Closer inspection showed that lichens were more interesting than magical. They are in fact a partnership between fungi and algae. The fungi excrete acids that dissolve the surface of the rock, freeing minerals that the algae convert into food sufficient to sustain both. It is not a very exciting arrangement, but it is a conspicuously successful one. The world has more than twenty thousand species of lichens.
Like most things that thrive in harsh environments, lichens are slow-growing. It may take a lichen more than half a century to attain the dimensions of a shirt button. Those the size of dinner plates, writes David Attenborough, are therefore “likely to be hundreds if not thousands of years old.” It would be hard to imagine a less fulfilling existence. “They simply exist,” Attenborough adds, “testifying to the moving fact that life even at its simplest level occurs, apparently, just for its own sake.”
It is easy to overlook this thought that life just is. As humans we are inclined to feel that life must have a point. We have plans and aspirations and desires. We want to take constant advantage of all the intoxicating existence we’ve been endowed with. But what’s life to a lichen? Yet its impulse to exist, to be, is every bit as strong as ours-arguably even stronger. If I were told that I had to spend decades being a furry growth on a rock in the woods, I believe I would lose the will to go on. Lichens don’t. Like virtually all living things, they will suffer any hardship, endure any insult, for a moment’s additional existence. Life, in short, just wants to be. But-and here’s an interesting point-for the most part it doesn’t want to be much.
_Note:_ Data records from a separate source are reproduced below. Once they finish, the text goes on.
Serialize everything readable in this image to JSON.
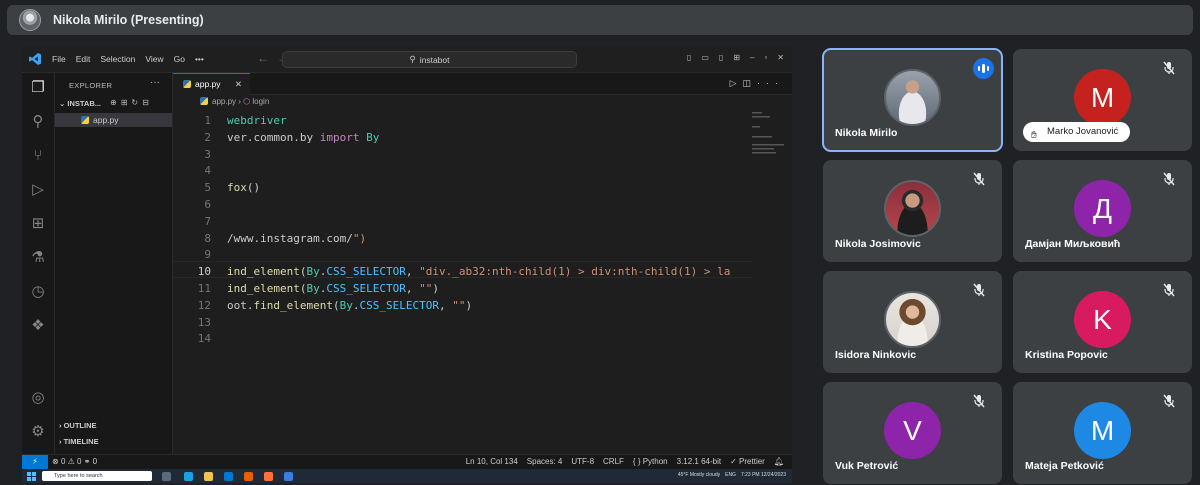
{
  "top_bar": {
    "presenter_title": "Nikola Mirilo (Presenting)"
  },
  "vscode": {
    "menu": [
      "File",
      "Edit",
      "Selection",
      "View",
      "Go",
      "•••"
    ],
    "command_center": "instabot",
    "explorer_title": "EXPLORER",
    "folder_name": "INSTAB...",
    "file_name": "app.py",
    "outline_label": "OUTLINE",
    "timeline_label": "TIMELINE",
    "tab_label": "app.py",
    "breadcrumb": {
      "file": "app.py",
      "symbol": "login"
    },
    "line_numbers": [
      "1",
      "2",
      "3",
      "4",
      "5",
      "6",
      "7",
      "8",
      "9",
      "10",
      "11",
      "12",
      "13",
      "14"
    ],
    "current_line": "10",
    "code_lines": [
      "webdriver",
      "ver.common.by import By",
      "",
      "",
      "fox()",
      "",
      "",
      "/www.instagram.com/\")",
      "",
      "ind_element(By.CSS_SELECTOR, \"div._ab32:nth-child(1) > div:nth-child(1) > la",
      "ind_element(By.CSS_SELECTOR, \"\")",
      "oot.find_element(By.CSS_SELECTOR, \"\")",
      "",
      ""
    ],
    "status": {
      "errors": "0",
      "warnings": "0",
      "ports": "0",
      "position": "Ln 10, Col 134",
      "spaces": "Spaces: 4",
      "encoding": "UTF-8",
      "eol": "CRLF",
      "language": "Python",
      "interpreter": "3.12.1 64-bit",
      "formatter": "Prettier"
    }
  },
  "windows_taskbar": {
    "search_placeholder": "Type here to search",
    "weather": "45°F  Mostly cloudy",
    "lang": "ENG",
    "time": "7:23 PM",
    "date": "12/24/2023"
  },
  "participants": [
    {
      "name": "Nikola Mirilo",
      "initial": "",
      "color": "",
      "speaking": true
    },
    {
      "name": "Marko Jovanović",
      "initial": "M",
      "color": "#c5221f",
      "hand_raised": true
    },
    {
      "name": "Nikola Josimovic",
      "initial": "",
      "color": ""
    },
    {
      "name": "Дамјан Миљковић",
      "initial": "Д",
      "color": "#8e24aa"
    },
    {
      "name": "Isidora Ninkovic",
      "initial": "",
      "color": ""
    },
    {
      "name": "Kristina Popovic",
      "initial": "K",
      "color": "#d81b60"
    },
    {
      "name": "Vuk Petrović",
      "initial": "V",
      "color": "#8e24aa"
    },
    {
      "name": "Mateja Petković",
      "initial": "M",
      "color": "#1e88e5"
    }
  ]
}
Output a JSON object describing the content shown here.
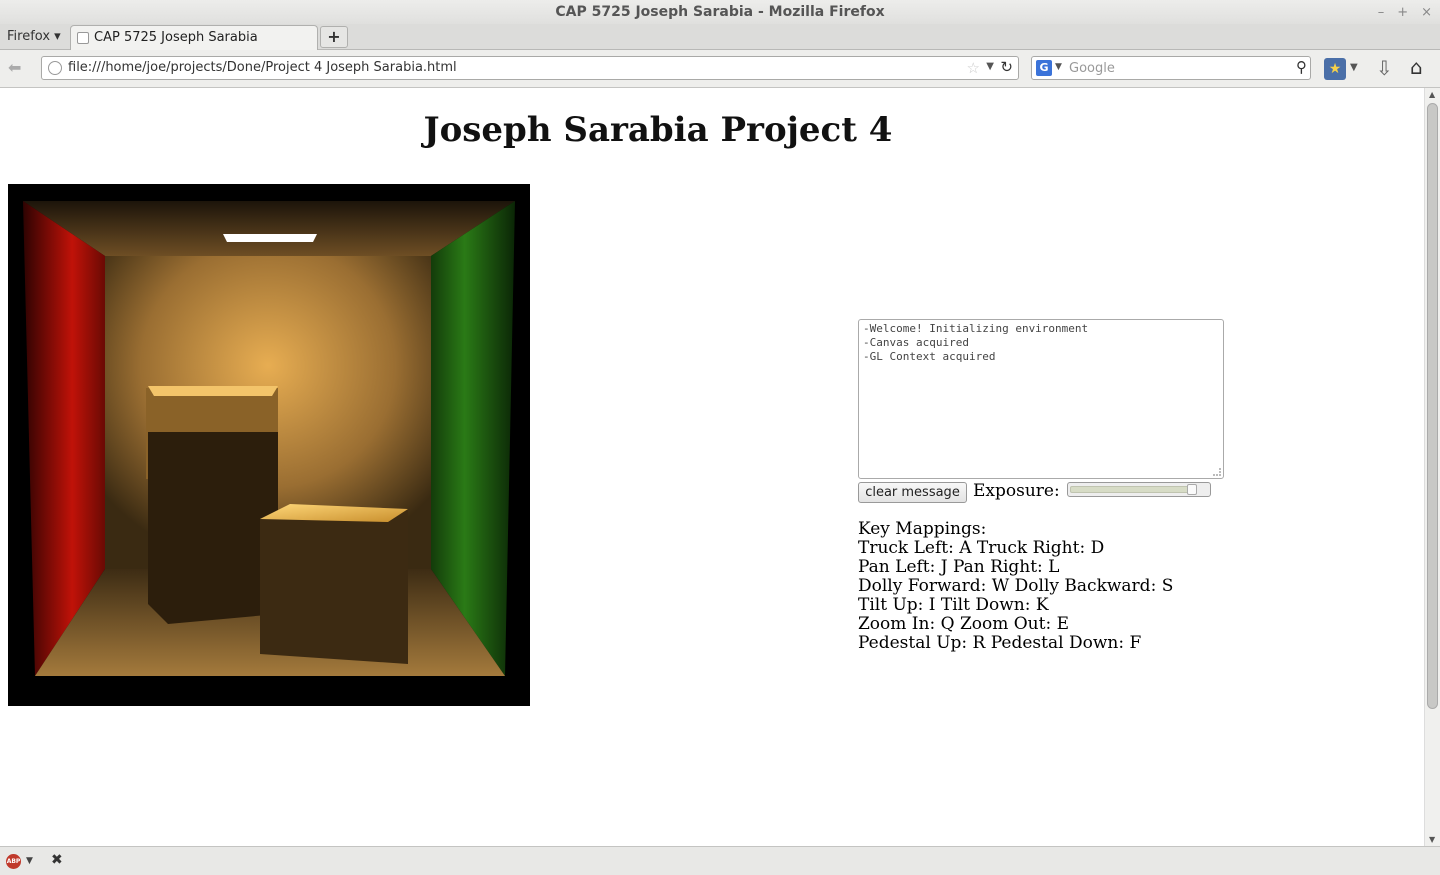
{
  "window": {
    "title": "CAP 5725 Joseph Sarabia - Mozilla Firefox",
    "controls": {
      "minimize": "–",
      "maximize": "+",
      "close": "×"
    }
  },
  "menu": {
    "firefox_label": "Firefox ▾"
  },
  "tabs": [
    {
      "label": "CAP 5725 Joseph Sarabia",
      "active": true
    }
  ],
  "new_tab_label": "+",
  "address_bar": {
    "url": "file:///home/joe/projects/Done/Project 4 Joseph Sarabia.html"
  },
  "search_bar": {
    "engine_icon": "G",
    "placeholder": "Google"
  },
  "page": {
    "title": "Joseph Sarabia Project 4",
    "message_log": [
      "-Welcome! Initializing environment",
      "-Canvas acquired",
      "-GL Context acquired"
    ],
    "clear_button_label": "clear message",
    "exposure_label": "Exposure:",
    "exposure_level": 0.93,
    "key_mappings_heading": "Key Mappings:",
    "key_mappings": [
      "Truck Left: A Truck Right: D",
      "Pan Left: J Pan Right: L",
      "Dolly Forward: W Dolly Backward: S",
      "Tilt Up: I Tilt Down: K",
      "Zoom In: Q Zoom Out: E",
      "Pedestal Up: R Pedestal Down: F"
    ]
  },
  "status_bar": {
    "abp_label": "ABP"
  },
  "colors": {
    "left_wall": "#b3100a",
    "right_wall": "#1f6b12",
    "back_wall": "#c99442",
    "light": "#ffffff"
  }
}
This is perhaps a little odd because life has had plenty of time to develop ambitions. If you imagine the 4,500-billion-odd years of Earth’s history compressed into a normal earthly day, then life begins very early, about 4 A.M., with the rise of the first simple, single-celled organisms, but then advances no further for the next sixteen hours. Not until almost 8:30 in the evening, with the day five-sixths over, has Earth anything to show the universe but a restless skin of microbes. Then, finally, the first sea plants appear, followed twenty minutes later by the first jellyfish and the enigmatic Ediacaran fauna first seen by Reginald Sprigg in Australia. At 9:04 P.M. trilobites swim onto the scene, followed more or less immediately by the shapely creatures of the Burgess Shale. Just before 10 P.M. plants begin to pop up on the land. Soon after, with less than two hours left in the day, the first land creatures follow.
Thanks to ten minutes or so of balmy weather, by 10:24 the Earth is covered in the great carboniferous forests whose residues give us all our coal, and the first winged insects are evident. Dinosaurs plod onto the scene just before 11 P.M. and hold sway for about three-quarters of an hour. At twenty-one minutes to midnight they vanish and the age of mammals begins. Humans emerge one minute and seventeen seconds before midnight. The whole of our recorded history, on this scale, would be no more than a few seconds, a single human lifetime barely an instant. Throughout this greatly speeded-up day continents slide about and bang together at a clip that seems positively reckless. Mountains rise and melt away, ocean basins come and go, ice sheets advance and withdraw. And throughout the whole, about three times every minute, somewhere on the planet there is a flashbulb pop of light marking the impact of a Manson-sized meteor or one even larger. It’s a wonder that anything at all can survive in such a pummeled and unsettled environment. In fact, not many things do for long.